We go to your room where the nurse comes to give you the medication through an IV. I explain what is going to happen, and you promptly tell me you don’t want a shot. With the help of the nurse who charms you by telling you about her baby that “even shares your name” you finally agree to get the IV, partly because you were told that the IV will prevent other “shots.” After preparing your little arm you are told to look away if you are scared, but you keep your eyes fixed on the needle determined to know what is happening. The drugs settle in as you sit in the wheel chair resting your arm on Floppy for support.

Back in the radiology department, we have a new student. She is not as friendly. Going straight to work she takes the first picture and then again rotates your arm. You cry.

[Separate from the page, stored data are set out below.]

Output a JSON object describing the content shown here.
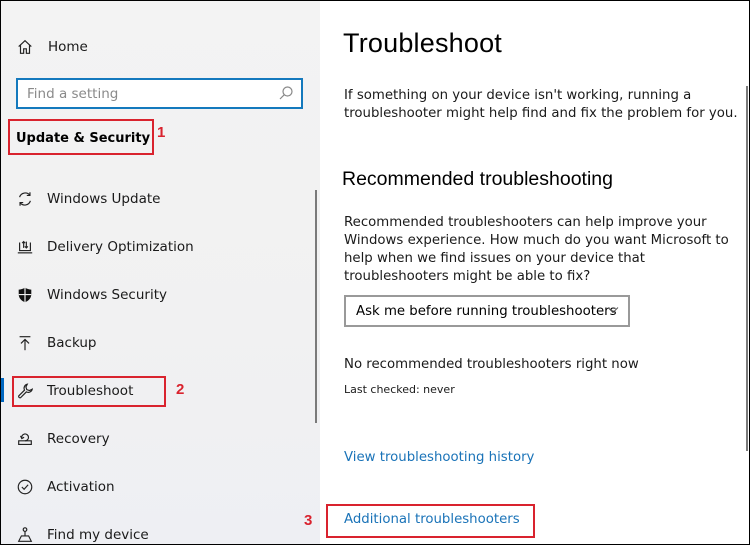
{
  "sidebar": {
    "home_label": "Home",
    "search": {
      "placeholder": "Find a setting",
      "value": ""
    },
    "section_title": "Update & Security",
    "items": [
      {
        "label": "Windows Update",
        "icon": "sync-icon"
      },
      {
        "label": "Delivery Optimization",
        "icon": "delivery-optimization-icon"
      },
      {
        "label": "Windows Security",
        "icon": "shield-icon"
      },
      {
        "label": "Backup",
        "icon": "backup-arrow-up-icon"
      },
      {
        "label": "Troubleshoot",
        "icon": "wrench-icon",
        "selected": true
      },
      {
        "label": "Recovery",
        "icon": "recovery-icon"
      },
      {
        "label": "Activation",
        "icon": "check-circle-icon"
      },
      {
        "label": "Find my device",
        "icon": "find-device-icon"
      }
    ]
  },
  "main": {
    "title": "Troubleshoot",
    "intro": "If something on your device isn't working, running a troubleshooter might help find and fix the problem for you.",
    "recommended": {
      "title": "Recommended troubleshooting",
      "description": "Recommended troubleshooters can help improve your Windows experience. How much do you want Microsoft to help when we find issues on your device that troubleshooters might be able to fix?",
      "dropdown_value": "Ask me before running troubleshooters",
      "status": "No recommended troubleshooters right now",
      "last_checked": "Last checked: never"
    },
    "links": {
      "history": "View troubleshooting history",
      "additional": "Additional troubleshooters"
    }
  },
  "annotations": {
    "step1": "1",
    "step2": "2",
    "step3": "3",
    "color": "#d9232e"
  },
  "colors": {
    "accent": "#0067c0",
    "link": "#1a73b8",
    "search_border": "#1479bd"
  }
}
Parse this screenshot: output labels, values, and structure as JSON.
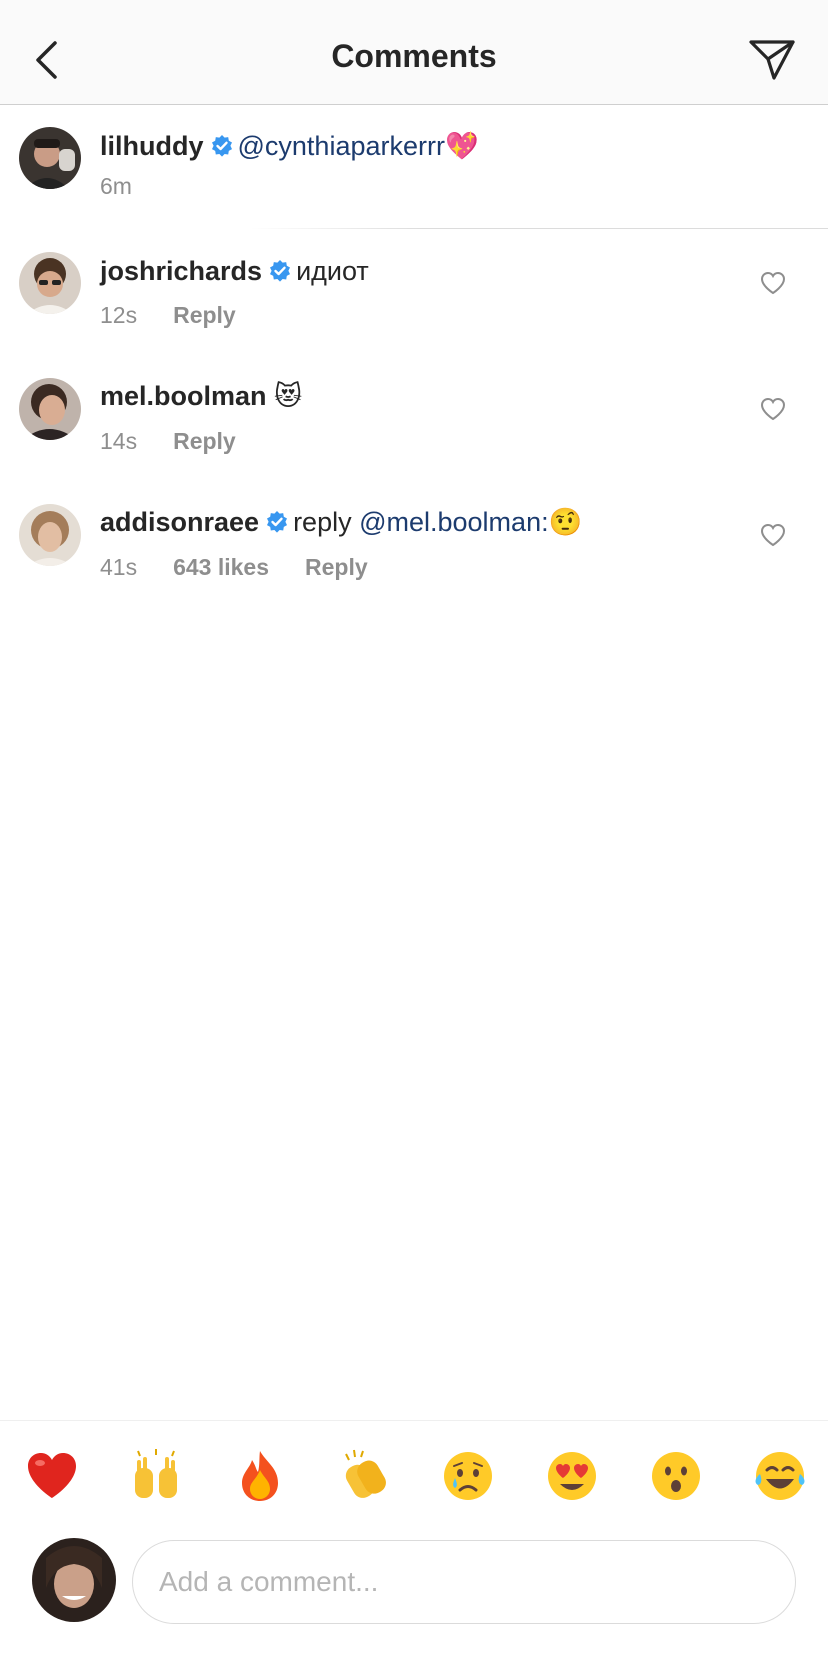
{
  "header": {
    "title": "Comments",
    "back_icon": "chevron-left-icon",
    "send_icon": "paper-plane-icon"
  },
  "caption": {
    "username": "lilhuddy",
    "verified": true,
    "mention": "@cynthiaparkerrr",
    "emoji": "💖",
    "time": "6m"
  },
  "comments": [
    {
      "username": "joshrichards",
      "verified": true,
      "text": "идиот",
      "time": "12s",
      "likes": "",
      "reply_label": "Reply"
    },
    {
      "username": "mel.boolman",
      "verified": false,
      "text": "😻",
      "time": "14s",
      "likes": "",
      "reply_label": "Reply"
    },
    {
      "username": "addisonraee",
      "verified": true,
      "text_prefix": "reply ",
      "mention": "@mel.boolman:",
      "emoji": "🤨",
      "time": "41s",
      "likes": "643 likes",
      "reply_label": "Reply"
    }
  ],
  "reactions": [
    "❤️",
    "🙌",
    "🔥",
    "👏",
    "😢",
    "😍",
    "😮",
    "😂"
  ],
  "composer": {
    "placeholder": "Add a comment..."
  },
  "colors": {
    "verified_blue": "#3897f0",
    "mention": "#1c3b6e",
    "meta_gray": "#8e8e8e"
  }
}
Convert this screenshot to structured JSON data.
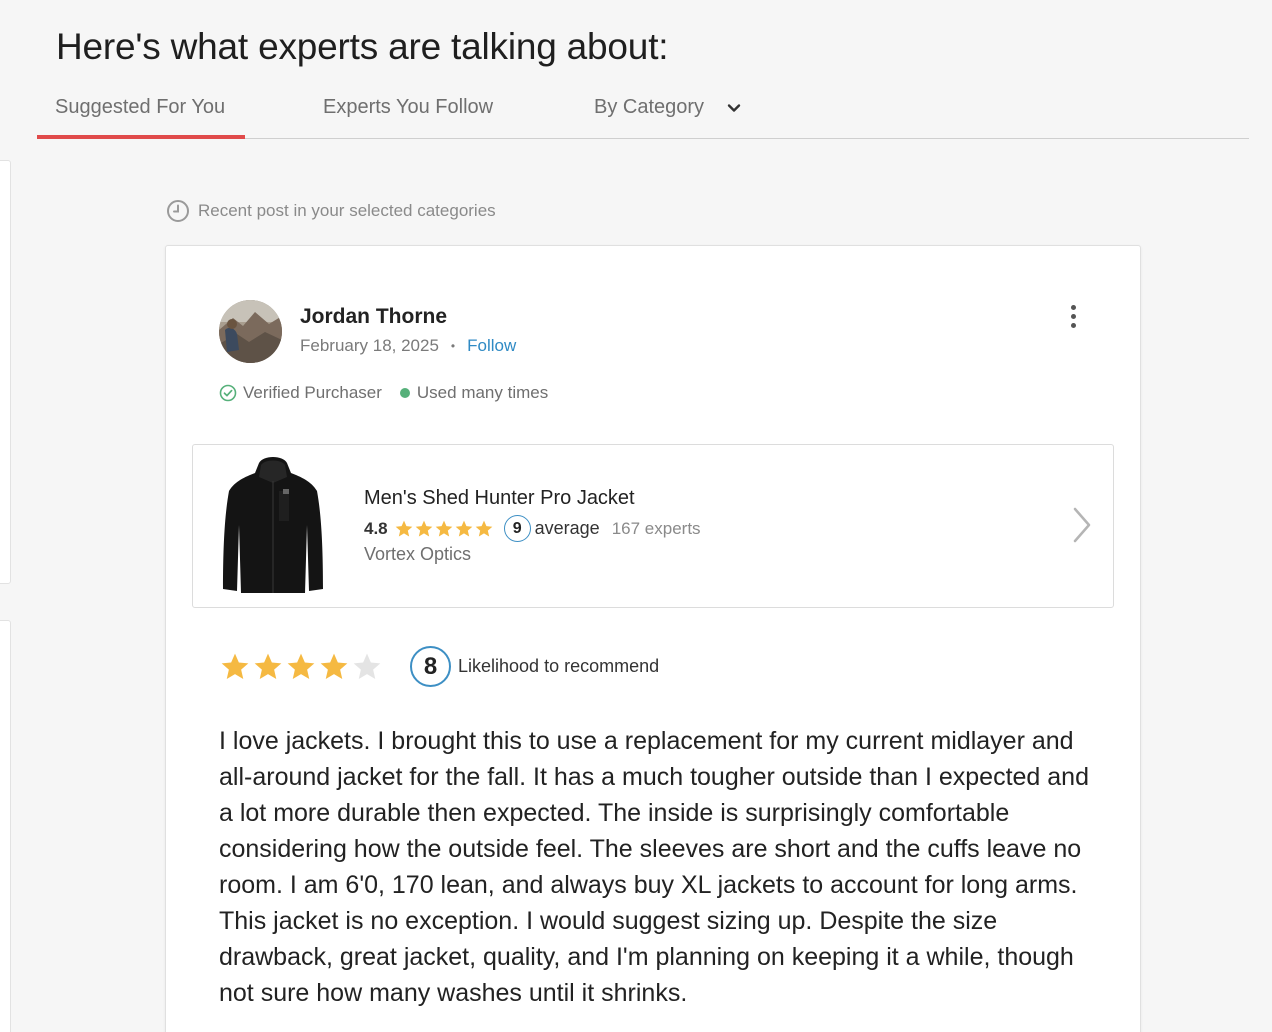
{
  "page_title": "Here's what experts are talking about:",
  "tabs": [
    {
      "label": "Suggested For You",
      "active": true
    },
    {
      "label": "Experts You Follow",
      "active": false
    },
    {
      "label": "By Category",
      "active": false
    }
  ],
  "recent_note": "Recent post in your selected categories",
  "post": {
    "author": "Jordan Thorne",
    "date": "February 18, 2025",
    "separator": "•",
    "follow_label": "Follow",
    "badges": {
      "verified": "Verified Purchaser",
      "usage": "Used many times"
    },
    "product": {
      "name": "Men's Shed Hunter Pro Jacket",
      "rating": "4.8",
      "expert_score": "9",
      "score_label": "average",
      "expert_count": "167 experts",
      "brand": "Vortex Optics",
      "stars": 5
    },
    "review_stars": 4,
    "review_stars_max": 5,
    "recommend_score": "8",
    "recommend_label": "Likelihood to recommend",
    "body": "I love jackets. I brought this to use a replacement for my current midlayer and all-around jacket for the fall. It has a much tougher outside than I expected and a lot more durable then expected. The inside is surprisingly comfortable considering how the outside feel. The sleeves are short and the cuffs leave no room. I am 6'0, 170 lean, and always buy XL jackets to account for long arms. This jacket is no exception. I would suggest sizing up. Despite the size drawback, great jacket, quality, and I'm planning on keeping it a while, though not sure how many washes until it shrinks."
  },
  "colors": {
    "accent_underline": "#e04a4a",
    "link_blue": "#2f8ac4",
    "star_gold": "#f5b942",
    "star_empty": "#e4e4e4",
    "verified_green": "#56b07a"
  }
}
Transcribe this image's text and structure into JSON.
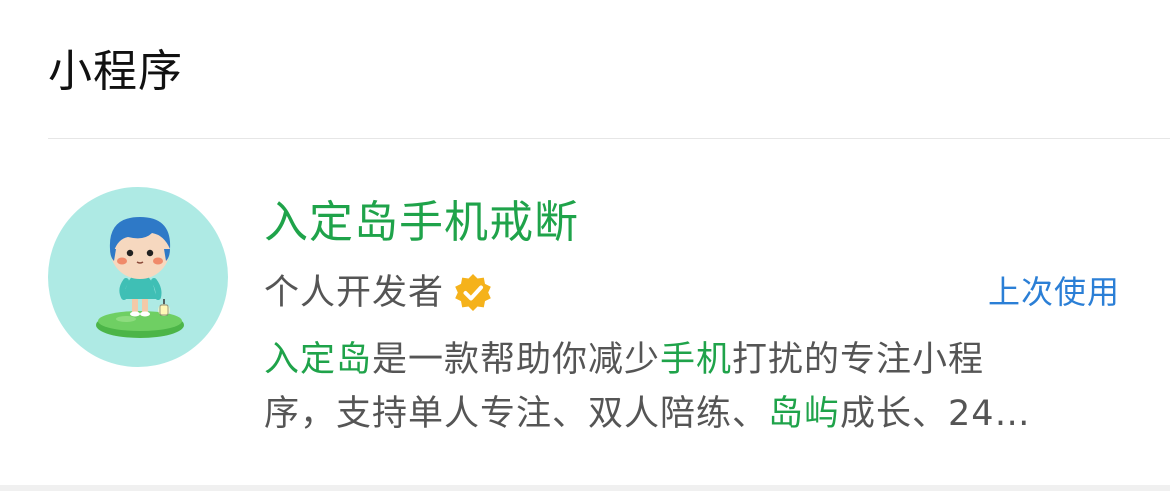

The pain medication doesn’t seem to have helped much. “Stop, stop no more” you keep telling the student, but she barely even notices your objections insisting that “it just needs a little bit more.” I am wondering if the x-ray is worth this and wanting to tell her to leave. Finally, she gets the picture she wants, and you are released. I wish I could hold you but know that moving you will hurt. We hear Daddy talking about the pictures so you ask to see them, always curious and never wanting to be left out.

We have been at the hospital for hours now, waiting.

After what feels like an eternity, the Doctor comes in to explain what happens next. I smile to myself because he has a strong southern accent. “We are going to put her to sleep while we try and set the breaks. But this type of break can be hard to set so we might need to take her into surgery and put pins in her …” The nurse explains all the drugs that will be used and assures me that they will have people in there just to watch you breathe. I don’t feel reassured. They put you to sleep then evict Dad and me from the room. Apparently parents have passed out before. I am passing the hall trying to see the monitors and ignore the sight of the Doctor pulling and shoving your arm together with enough strain to flex his arms. Once again I feel helpless. At last I see them preparing the splint for your arm and breathe a sigh of relief that the bones have lined up.

You open your eyes, look at me, then roll over as if to go back to sleep. Able to smile now, we work on getting you to stay awake. Ready to leave and checking out your only concern is if you get to keep the yellow blanket. You do, so all is well.

A few days pass, and the pain is subsiding. You are learning to use your left hand, and you fight me about wearing the sling. Getting home late at night I send you to get your PJs while I finish getting your sisters’s bags ready for school the next day. You haven’t returned. As I enter your room to check on you, you jump with a start and throw your arms behind your back. Realization hits me that you should not be able to do that. Your brace is off.

Four phone calls and a babysitter latter we are on our way back to the hospital.